Es ist immer die Leerstelle, um die ein gutes Gedicht kreist – und jemand, der mit dem Weglassen und so dem Heraufbeschwören des Wesentlichen besonders gekonnt umzugehen weiß, ist Rudolf Kraus. Dass er im Herbst geboren wurde, mag vielleicht zu der Melancholie beigetragen haben, die in seinen Texten spürbar wird: Man meint, Abschied zu schmecken, wenn man die Gedichte von Rudolf Kraus liest, meint, die Blätter leise fallen und das Laub rascheln zu hören – doch auch Gedanken, losgelöst von Individuen, schweben gleichsam geisterhaft durch den Raum.

Cover Kraus Rudolf schuldgefühle allerorts

„ich laufe durch ein gedankenlabyrinth“ heißt es bereits auf Seite neun. Und dann „ausgang / ausweg / aus“. Aber: Aus ist es keineswegs. Es hat erst angefangen! Zumindest in diesem besonderen Gedichtband.

Cover © Verlagshaus Hernals

Das wird spätestens beim nächsten Gedicht klar, das sich „die zigarette“ nennt und folgendermaßen lautet:

ja, ich brauche sie, 
ich kann ohne sie 
nicht sein. 
man nennt dies sucht. 
und ich rauche, rauche sie:
die zigarette. 
und ohne sie, 
was wäre ich? 
nicht mehr süchtig, geheilt? 
nein – allein.“ 

Ein starker Anfang für ein Lebenswerk, oder?

Facettenreichtum und Schaffensphasen

Aufgewachsen im niederösterreichischen Bad Fischau-Brunn, lebt Kraus heute als Schriftsteller und Bibliothekar in Wien – und sein Band Schuldgefühle allerorts versammelt „Sprachminiaturen von 1975 bis 2022“, die es in sich haben.
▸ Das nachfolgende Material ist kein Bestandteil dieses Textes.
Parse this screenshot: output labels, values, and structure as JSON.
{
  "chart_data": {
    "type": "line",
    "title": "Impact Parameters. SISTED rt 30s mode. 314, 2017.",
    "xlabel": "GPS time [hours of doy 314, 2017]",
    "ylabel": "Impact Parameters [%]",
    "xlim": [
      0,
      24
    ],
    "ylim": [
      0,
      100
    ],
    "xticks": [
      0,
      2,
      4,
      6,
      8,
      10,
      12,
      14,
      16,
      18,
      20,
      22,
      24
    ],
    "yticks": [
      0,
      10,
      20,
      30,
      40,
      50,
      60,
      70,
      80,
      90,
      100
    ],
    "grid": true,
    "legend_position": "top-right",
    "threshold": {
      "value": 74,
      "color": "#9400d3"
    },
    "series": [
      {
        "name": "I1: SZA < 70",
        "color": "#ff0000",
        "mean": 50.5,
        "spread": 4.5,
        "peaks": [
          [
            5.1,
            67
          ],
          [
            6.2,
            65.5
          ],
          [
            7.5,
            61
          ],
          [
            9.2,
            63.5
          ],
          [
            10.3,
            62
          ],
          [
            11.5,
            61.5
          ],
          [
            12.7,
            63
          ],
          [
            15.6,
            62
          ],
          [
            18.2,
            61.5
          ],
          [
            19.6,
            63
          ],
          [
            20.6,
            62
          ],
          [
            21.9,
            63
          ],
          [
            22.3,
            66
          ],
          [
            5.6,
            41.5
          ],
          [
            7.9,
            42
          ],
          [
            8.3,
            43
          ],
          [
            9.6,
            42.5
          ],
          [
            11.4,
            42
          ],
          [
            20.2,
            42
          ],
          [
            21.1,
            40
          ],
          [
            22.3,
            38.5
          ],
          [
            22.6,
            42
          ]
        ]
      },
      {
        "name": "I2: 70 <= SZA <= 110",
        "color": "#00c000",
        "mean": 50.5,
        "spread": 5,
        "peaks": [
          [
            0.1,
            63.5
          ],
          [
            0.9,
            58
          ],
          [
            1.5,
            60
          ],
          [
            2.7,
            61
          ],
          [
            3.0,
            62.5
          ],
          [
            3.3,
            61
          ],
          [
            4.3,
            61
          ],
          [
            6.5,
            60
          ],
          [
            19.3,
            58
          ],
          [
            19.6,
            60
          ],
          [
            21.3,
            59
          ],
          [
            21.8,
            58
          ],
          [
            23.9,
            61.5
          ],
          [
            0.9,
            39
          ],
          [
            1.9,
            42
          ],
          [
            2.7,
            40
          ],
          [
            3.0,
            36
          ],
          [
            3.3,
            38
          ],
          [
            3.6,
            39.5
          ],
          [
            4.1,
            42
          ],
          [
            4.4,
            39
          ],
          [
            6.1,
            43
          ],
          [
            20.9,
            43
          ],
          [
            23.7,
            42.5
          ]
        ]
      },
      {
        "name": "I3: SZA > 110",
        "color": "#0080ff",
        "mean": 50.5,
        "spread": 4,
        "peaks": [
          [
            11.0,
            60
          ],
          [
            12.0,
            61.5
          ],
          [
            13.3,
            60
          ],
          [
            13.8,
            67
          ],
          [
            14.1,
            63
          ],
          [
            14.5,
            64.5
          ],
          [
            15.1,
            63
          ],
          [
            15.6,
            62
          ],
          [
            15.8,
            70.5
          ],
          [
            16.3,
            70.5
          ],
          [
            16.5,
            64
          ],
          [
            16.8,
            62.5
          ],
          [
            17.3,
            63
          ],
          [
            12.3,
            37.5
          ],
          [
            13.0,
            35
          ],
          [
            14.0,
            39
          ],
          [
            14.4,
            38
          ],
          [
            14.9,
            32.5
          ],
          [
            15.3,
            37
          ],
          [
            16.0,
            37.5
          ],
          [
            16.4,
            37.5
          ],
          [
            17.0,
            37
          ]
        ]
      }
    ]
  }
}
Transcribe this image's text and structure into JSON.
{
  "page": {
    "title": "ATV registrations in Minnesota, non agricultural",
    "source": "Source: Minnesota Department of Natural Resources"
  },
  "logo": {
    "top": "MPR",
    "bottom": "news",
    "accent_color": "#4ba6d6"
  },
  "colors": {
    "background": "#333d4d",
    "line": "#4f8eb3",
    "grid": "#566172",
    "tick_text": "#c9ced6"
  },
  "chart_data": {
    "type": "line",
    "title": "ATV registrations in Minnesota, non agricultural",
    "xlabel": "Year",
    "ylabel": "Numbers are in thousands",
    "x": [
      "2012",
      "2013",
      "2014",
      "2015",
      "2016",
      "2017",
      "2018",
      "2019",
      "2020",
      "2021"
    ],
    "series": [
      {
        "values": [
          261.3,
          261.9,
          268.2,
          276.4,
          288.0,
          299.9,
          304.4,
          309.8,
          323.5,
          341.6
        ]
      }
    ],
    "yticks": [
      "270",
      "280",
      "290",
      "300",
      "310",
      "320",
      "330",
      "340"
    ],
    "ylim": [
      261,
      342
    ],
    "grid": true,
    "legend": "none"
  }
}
Dass der Dichter in den unterschiedlichen Perioden seines Schaffens, die er mit Titeln versieht – so startet der Band beispielsweise mit der Überschrift „eigenart- [verstreutes aus den anfängen 1975–1988]“ und endet mit „Dreizeiler“ – seinem Stil treu geblieben ist, wird nicht allein durch die sich konsequent durch den Band ziehende Kleinschreibung klar. Auch thematisch hat Rudolf Kraus mutig seine existenziellen Inhalte weiterverfolgt und transformiert – und ist dabei seinem inneren Kind treu geblieben. So meinen wir zumindest zu glauben, wenn wir lesen:

in den ketten 
der erziehung
sind die träume immer wahr
früchte aller lügen 
heißen erwachsensein.

Doch obwohl das Verspielte im Geist des Dichters am Leben blieb, rechnet er auch immer wieder mit Schmerz ab. „immer wieder dieser unermessliche trübsinn aus sehnsucht und elegie“ heißt es da in einem der Texte – und dass Sehnsucht von Sucht nur einen Katzensprung entfernt ist, wissen wir ja alle. „ohne sie, was wäre ich?“ schreibt Kraus dementsprechend im oben zitierten Gedicht „die zigarette“ auch: „nicht mehr süchtig, geheilt? nein – allein.“

Dass das Alleinsein eine Grundkonstitution des Menschlichen ist, wird übrigens auch in anderen Miniaturen des Dichters klar: „manchmal ist es schön allein zu sein“, gibt der Dichter so im Text „für sich“ zu, „keine frage und keine schuldig gebliebene antwort“. Die Gedichte erzählen, wie hier zweifellos klar wird, vom Schmerz und dem Ringen mit und um das Leben und sind doch nie nur hoffnungslos – im Gegenteil, sie bestechen sogar durch eine gehörige Portion an Witz und Humor.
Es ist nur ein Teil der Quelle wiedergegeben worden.